Well, nobody was more surprised than I when The Flower said she wanted to see this one again. I was barely on board six months ago about taking them to see it the first time. I’m not exactly the anti-Ready Player One—though I will allow to a certain degree of suspicion when it comes to things from the ’80s (and surrounding years). But not only did The Flower come to see it again, The Boy and His Girl joined us.

Go figger.

Again? Yes, again.

But the thing about Weird Science is that it’s just plain dumb fun. It’s not really trying to convey any serious message. The closest it comes to a message is something like “Lighten up a little. Be who you are. Be sincere and the chicks will dig that.” It’s probably not even very true, and most certainly pandering to the angst-ridden teen boys of the day—although, also girls, since the little girl love interests are (obviously) intimidated by Kelly LeBrock.

Part of the appeal for The Flower, of course, is Kelly LeBrock, because The Flower thinks ’80s fashions were really, really, really dopey and childish, “Like a kid got into her mom’s jewelry box” is I think how she describes the accessorizing craze of the decade. But she allows that Ms. LeBrock looked pretty good, even for having been stuck in the ’80s.

Yeah, that's...something.

Ms. LeBrock may simply be genetically incapable of looking bad, however.

I would argue that the fashions aren’t really any better, and the best scenes don’t feature KLB in much of the way of clothes at all, and she probably wouldn’t argue. Although the evening dress she wears is very nice.

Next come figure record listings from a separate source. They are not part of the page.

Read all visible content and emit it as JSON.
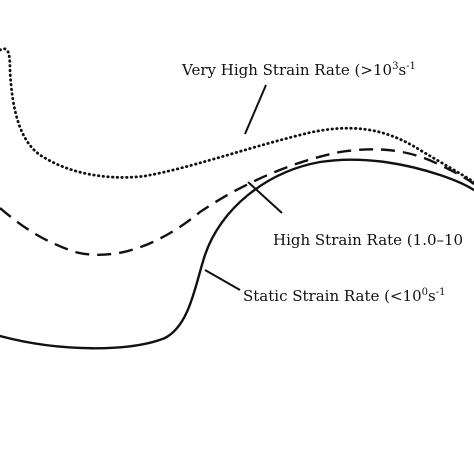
{
  "labels": {
    "very_high": {
      "text": "Very High Strain Rate (>10",
      "exp1": "3",
      "mid": "s",
      "exp2": "-1"
    },
    "high": {
      "text": "High Strain Rate (1.0–10"
    },
    "static": {
      "text": "Static Strain Rate (<10",
      "exp1": "0",
      "mid": "s",
      "exp2": "-1"
    }
  },
  "curves": [
    {
      "name": "very-high-strain-rate",
      "style": "dotted"
    },
    {
      "name": "high-strain-rate",
      "style": "dashed"
    },
    {
      "name": "static-strain-rate",
      "style": "solid"
    }
  ],
  "colors": {
    "line": "#111111",
    "background": "#ffffff"
  }
}
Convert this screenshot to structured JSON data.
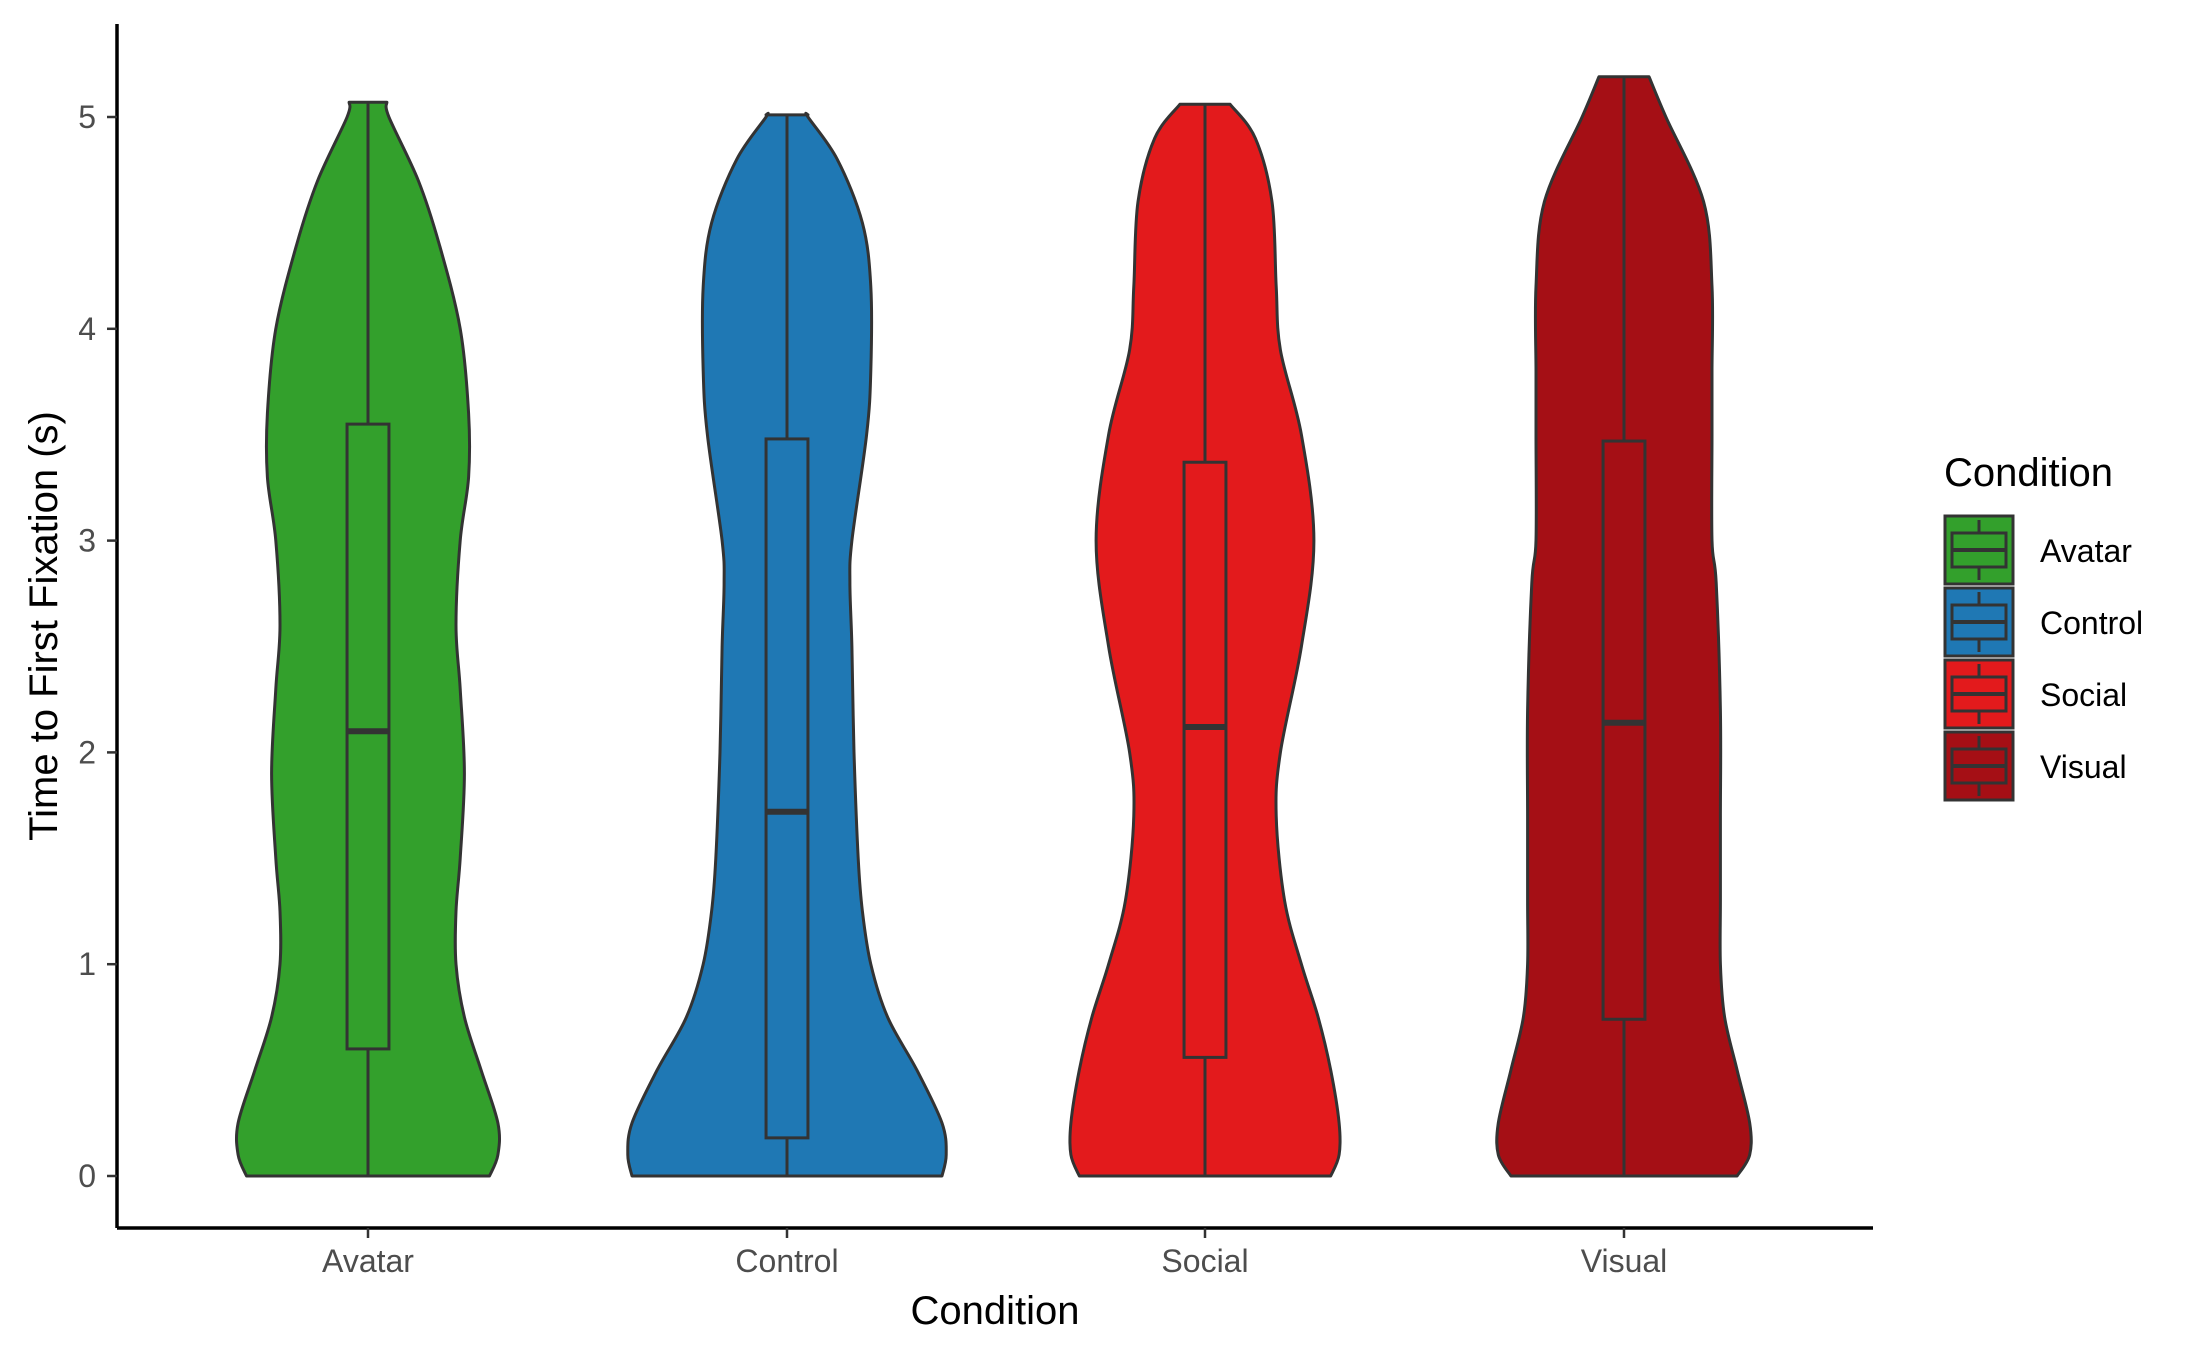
{
  "chart_data": {
    "type": "violin",
    "title": "",
    "xlabel": "Condition",
    "ylabel": "Time to First Fixation (s)",
    "ylim": [
      -0.25,
      5.45
    ],
    "yticks": [
      0,
      1,
      2,
      3,
      4,
      5
    ],
    "categories": [
      "Avatar",
      "Control",
      "Social",
      "Visual"
    ],
    "grid": false,
    "legend": {
      "title": "Condition",
      "position": "right"
    },
    "series": [
      {
        "name": "Avatar",
        "color": "#33a02c",
        "boxplot": {
          "min": 0,
          "q1": 0.6,
          "median": 2.1,
          "q3": 3.55,
          "max": 5.07
        },
        "violin": {
          "y": [
            0,
            0.1,
            0.25,
            0.5,
            0.75,
            1.0,
            1.25,
            1.5,
            1.9,
            2.3,
            2.6,
            3.0,
            3.3,
            3.6,
            4.0,
            4.4,
            4.7,
            5.0,
            5.07
          ],
          "half_width": [
            0.29,
            0.31,
            0.31,
            0.27,
            0.23,
            0.21,
            0.21,
            0.22,
            0.23,
            0.22,
            0.21,
            0.22,
            0.24,
            0.24,
            0.22,
            0.17,
            0.12,
            0.05,
            0.045
          ]
        }
      },
      {
        "name": "Control",
        "color": "#1f78b4",
        "boxplot": {
          "min": 0,
          "q1": 0.18,
          "median": 1.72,
          "q3": 3.48,
          "max": 5.01
        },
        "violin": {
          "y": [
            0,
            0.1,
            0.25,
            0.5,
            0.75,
            1.0,
            1.25,
            1.5,
            2.0,
            2.5,
            2.8,
            3.0,
            3.5,
            3.8,
            4.2,
            4.5,
            4.8,
            5.0,
            5.01
          ],
          "half_width": [
            0.37,
            0.38,
            0.37,
            0.31,
            0.24,
            0.2,
            0.18,
            0.17,
            0.16,
            0.155,
            0.15,
            0.155,
            0.19,
            0.2,
            0.2,
            0.18,
            0.12,
            0.05,
            0.05
          ]
        }
      },
      {
        "name": "Social",
        "color": "#e31a1c",
        "boxplot": {
          "min": 0,
          "q1": 0.56,
          "median": 2.12,
          "q3": 3.37,
          "max": 5.06
        },
        "violin": {
          "y": [
            0,
            0.1,
            0.25,
            0.5,
            0.75,
            1.0,
            1.3,
            1.7,
            2.0,
            2.5,
            3.0,
            3.5,
            3.9,
            4.2,
            4.6,
            4.9,
            5.06
          ],
          "half_width": [
            0.3,
            0.32,
            0.32,
            0.3,
            0.27,
            0.23,
            0.19,
            0.17,
            0.18,
            0.23,
            0.26,
            0.23,
            0.18,
            0.17,
            0.16,
            0.12,
            0.06
          ]
        }
      },
      {
        "name": "Visual",
        "color": "#a50f15",
        "boxplot": {
          "min": 0,
          "q1": 0.74,
          "median": 2.14,
          "q3": 3.47,
          "max": 5.19
        },
        "violin": {
          "y": [
            0,
            0.1,
            0.25,
            0.5,
            0.75,
            1.0,
            1.3,
            1.7,
            2.2,
            2.8,
            3.0,
            3.5,
            3.8,
            4.2,
            4.6,
            5.0,
            5.19
          ],
          "half_width": [
            0.27,
            0.3,
            0.3,
            0.27,
            0.24,
            0.23,
            0.23,
            0.23,
            0.23,
            0.22,
            0.21,
            0.21,
            0.21,
            0.21,
            0.19,
            0.1,
            0.06
          ]
        }
      }
    ]
  }
}
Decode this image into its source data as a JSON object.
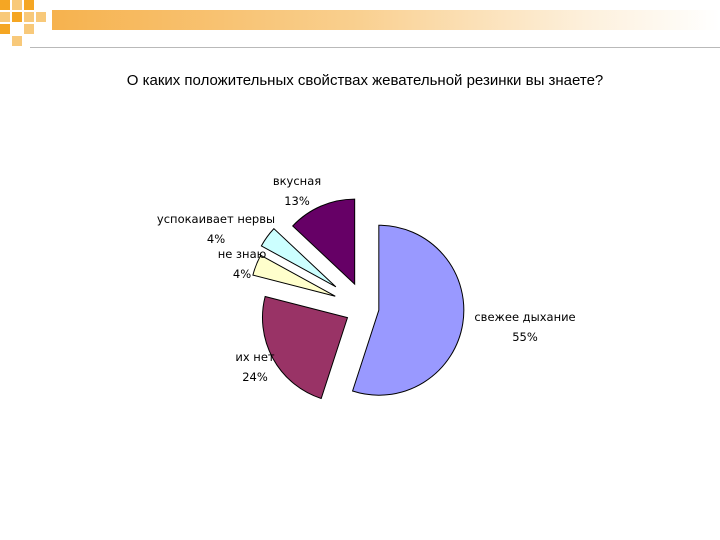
{
  "chart_data": {
    "type": "pie",
    "title": "О каких положительных свойствах жевательной резинки вы знаете?",
    "slices": [
      {
        "label": "свежее дыхание",
        "value": 55,
        "value_label": "55%",
        "color": "#9999ff"
      },
      {
        "label": "их нет",
        "value": 24,
        "value_label": "24%",
        "color": "#993366"
      },
      {
        "label": "не знаю",
        "value": 4,
        "value_label": "4%",
        "color": "#ffffcc"
      },
      {
        "label": "успокаивает нервы",
        "value": 4,
        "value_label": "4%",
        "color": "#ccffff"
      },
      {
        "label": "вкусная",
        "value": 13,
        "value_label": "13%",
        "color": "#660066"
      }
    ],
    "legend": "none",
    "exploded": true
  }
}
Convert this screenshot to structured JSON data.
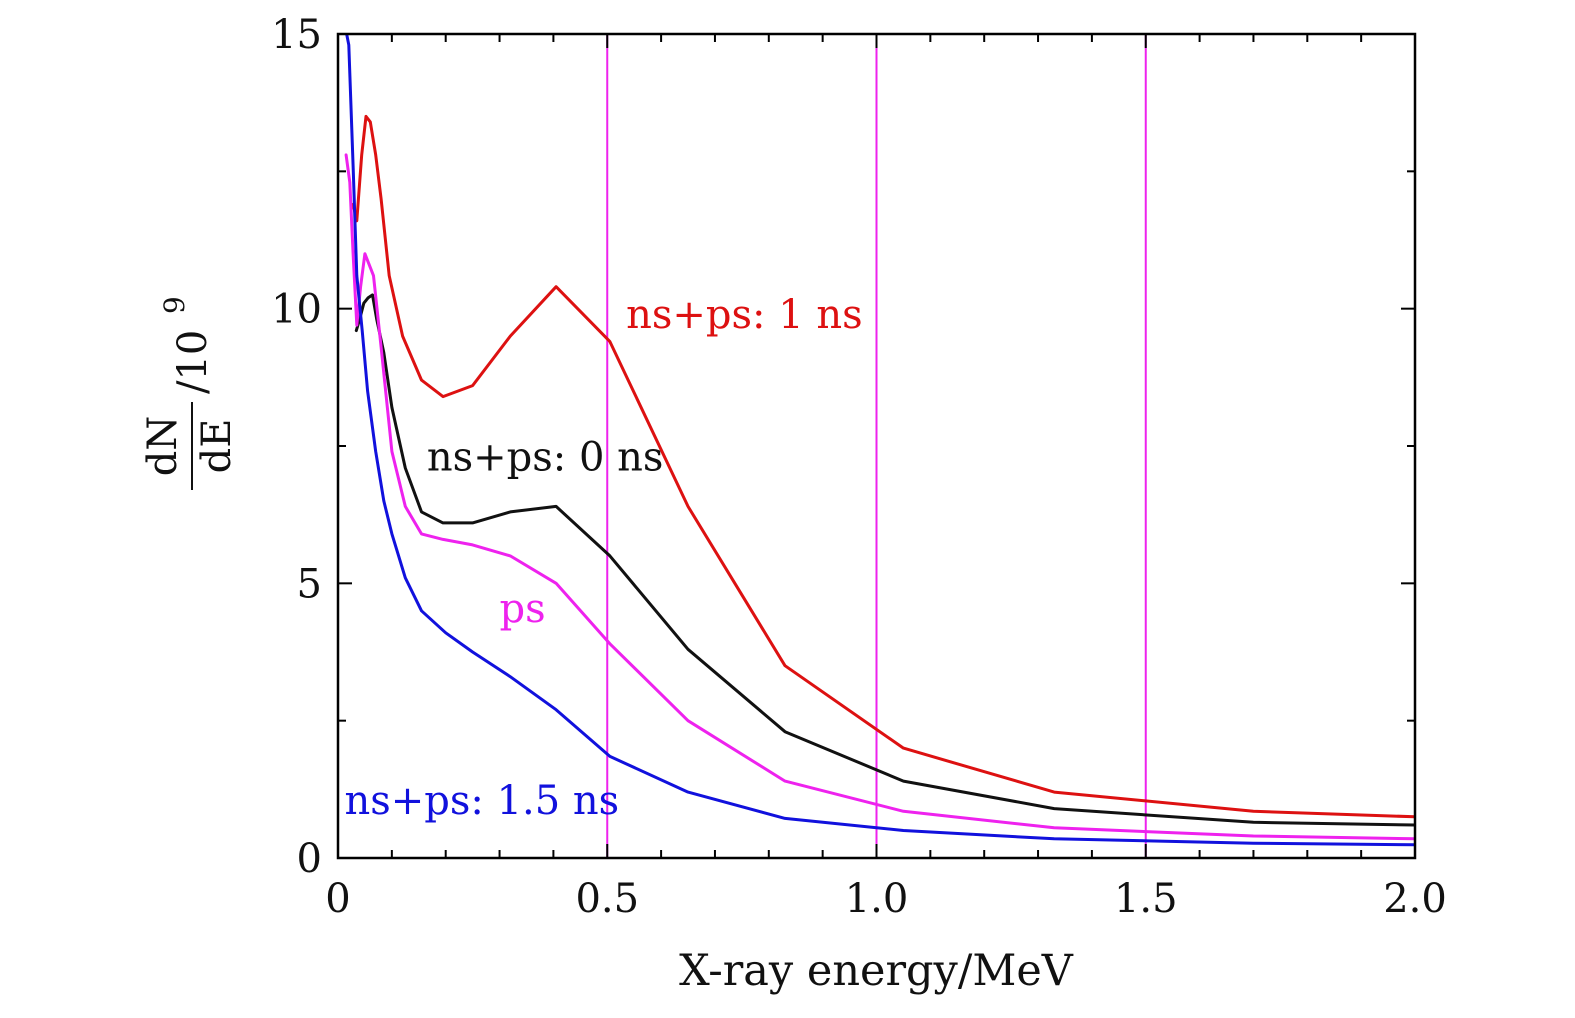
{
  "chart_data": {
    "type": "line",
    "title": "",
    "xlabel": "X-ray energy/MeV",
    "ylabel": {
      "numerator": "dN",
      "denominator": "dE",
      "suffix": "/10",
      "exponent": "9"
    },
    "xlim": [
      0,
      2.0
    ],
    "ylim": [
      0,
      15
    ],
    "x_ticks": [
      0,
      0.5,
      1.0,
      1.5,
      2.0
    ],
    "x_tick_labels": [
      "0",
      "0.5",
      "1.0",
      "1.5",
      "2.0"
    ],
    "y_ticks": [
      0,
      5,
      10,
      15
    ],
    "y_tick_labels": [
      "0",
      "5",
      "10",
      "15"
    ],
    "grid": false,
    "vertical_reference_lines": {
      "x": [
        0.5,
        1.0,
        1.5
      ],
      "color": "#ee22ee"
    },
    "series": [
      {
        "name": "ns+ps: 1 ns",
        "color": "#dd1111",
        "x": [
          0.028,
          0.035,
          0.044,
          0.052,
          0.06,
          0.07,
          0.08,
          0.095,
          0.12,
          0.155,
          0.195,
          0.25,
          0.32,
          0.405,
          0.505,
          0.65,
          0.83,
          1.05,
          1.33,
          1.7,
          2.0
        ],
        "y": [
          11.9,
          11.6,
          12.8,
          13.5,
          13.4,
          12.8,
          12.0,
          10.6,
          9.5,
          8.7,
          8.4,
          8.6,
          9.5,
          10.4,
          9.4,
          6.4,
          3.5,
          2.0,
          1.2,
          0.85,
          0.75
        ]
      },
      {
        "name": "ns+ps: 0 ns",
        "color": "#111111",
        "x": [
          0.034,
          0.04,
          0.048,
          0.056,
          0.064,
          0.072,
          0.085,
          0.1,
          0.125,
          0.155,
          0.195,
          0.25,
          0.32,
          0.405,
          0.505,
          0.65,
          0.83,
          1.05,
          1.33,
          1.7,
          2.0
        ],
        "y": [
          9.6,
          9.8,
          10.1,
          10.2,
          10.25,
          9.8,
          9.2,
          8.2,
          7.1,
          6.3,
          6.1,
          6.1,
          6.3,
          6.4,
          5.5,
          3.8,
          2.3,
          1.4,
          0.9,
          0.65,
          0.6
        ]
      },
      {
        "name": "ps",
        "color": "#ee22ee",
        "x": [
          0.015,
          0.022,
          0.028,
          0.035,
          0.042,
          0.05,
          0.058,
          0.066,
          0.08,
          0.1,
          0.125,
          0.155,
          0.195,
          0.25,
          0.32,
          0.405,
          0.505,
          0.65,
          0.83,
          1.05,
          1.33,
          1.7,
          2.0
        ],
        "y": [
          12.8,
          12.3,
          11.0,
          9.7,
          10.4,
          11.0,
          10.8,
          10.6,
          9.3,
          7.4,
          6.4,
          5.9,
          5.8,
          5.7,
          5.5,
          5.0,
          3.9,
          2.5,
          1.4,
          0.85,
          0.55,
          0.4,
          0.35
        ]
      },
      {
        "name": "ns+ps: 1.5 ns",
        "color": "#1111dd",
        "x": [
          0.012,
          0.02,
          0.028,
          0.035,
          0.045,
          0.055,
          0.07,
          0.085,
          0.1,
          0.125,
          0.155,
          0.2,
          0.25,
          0.32,
          0.405,
          0.505,
          0.65,
          0.83,
          1.05,
          1.33,
          1.7,
          2.0
        ],
        "y": [
          15.2,
          14.8,
          12.6,
          10.6,
          9.6,
          8.5,
          7.4,
          6.5,
          5.9,
          5.1,
          4.5,
          4.1,
          3.75,
          3.3,
          2.7,
          1.85,
          1.2,
          0.72,
          0.5,
          0.35,
          0.27,
          0.24
        ]
      }
    ],
    "annotations": [
      {
        "text": "ns+ps: 1 ns",
        "color": "#dd1111",
        "x": 0.535,
        "y": 9.65
      },
      {
        "text": "ns+ps: 0 ns",
        "color": "#111111",
        "x": 0.165,
        "y": 7.05
      },
      {
        "text": "ps",
        "color": "#ee22ee",
        "x": 0.3,
        "y": 4.3
      },
      {
        "text": "ns+ps: 1.5 ns",
        "color": "#1111dd",
        "x": 0.012,
        "y": 0.8
      }
    ]
  }
}
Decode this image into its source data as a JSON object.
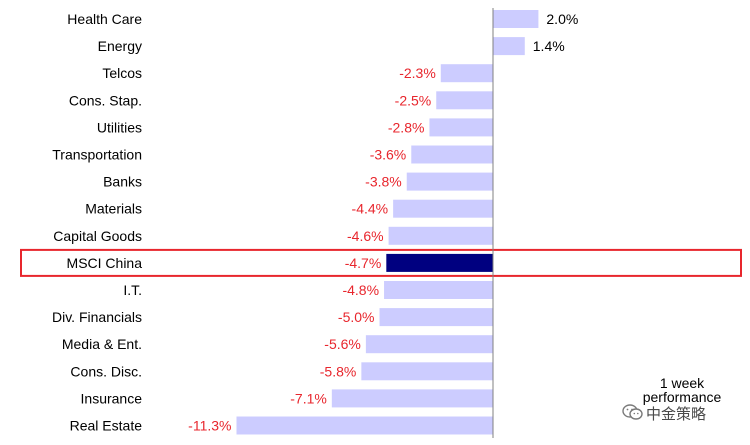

I probably liked it a little more this time than last, in fact. The Boy liked it a little less, he said, because there was no element of surprise. (The movie relies heavily on constant escalation for its comedy and suspense.)

Well, hell, there aren’t a lot of wacky teen sex comedies from any era that hold up after 30 years, so put this one in John Hughes’ “W” column.

What? Who DOESN'T wear a bra on his head from time-to-time?

It’s a movie that respects its characters’ inherent dignity.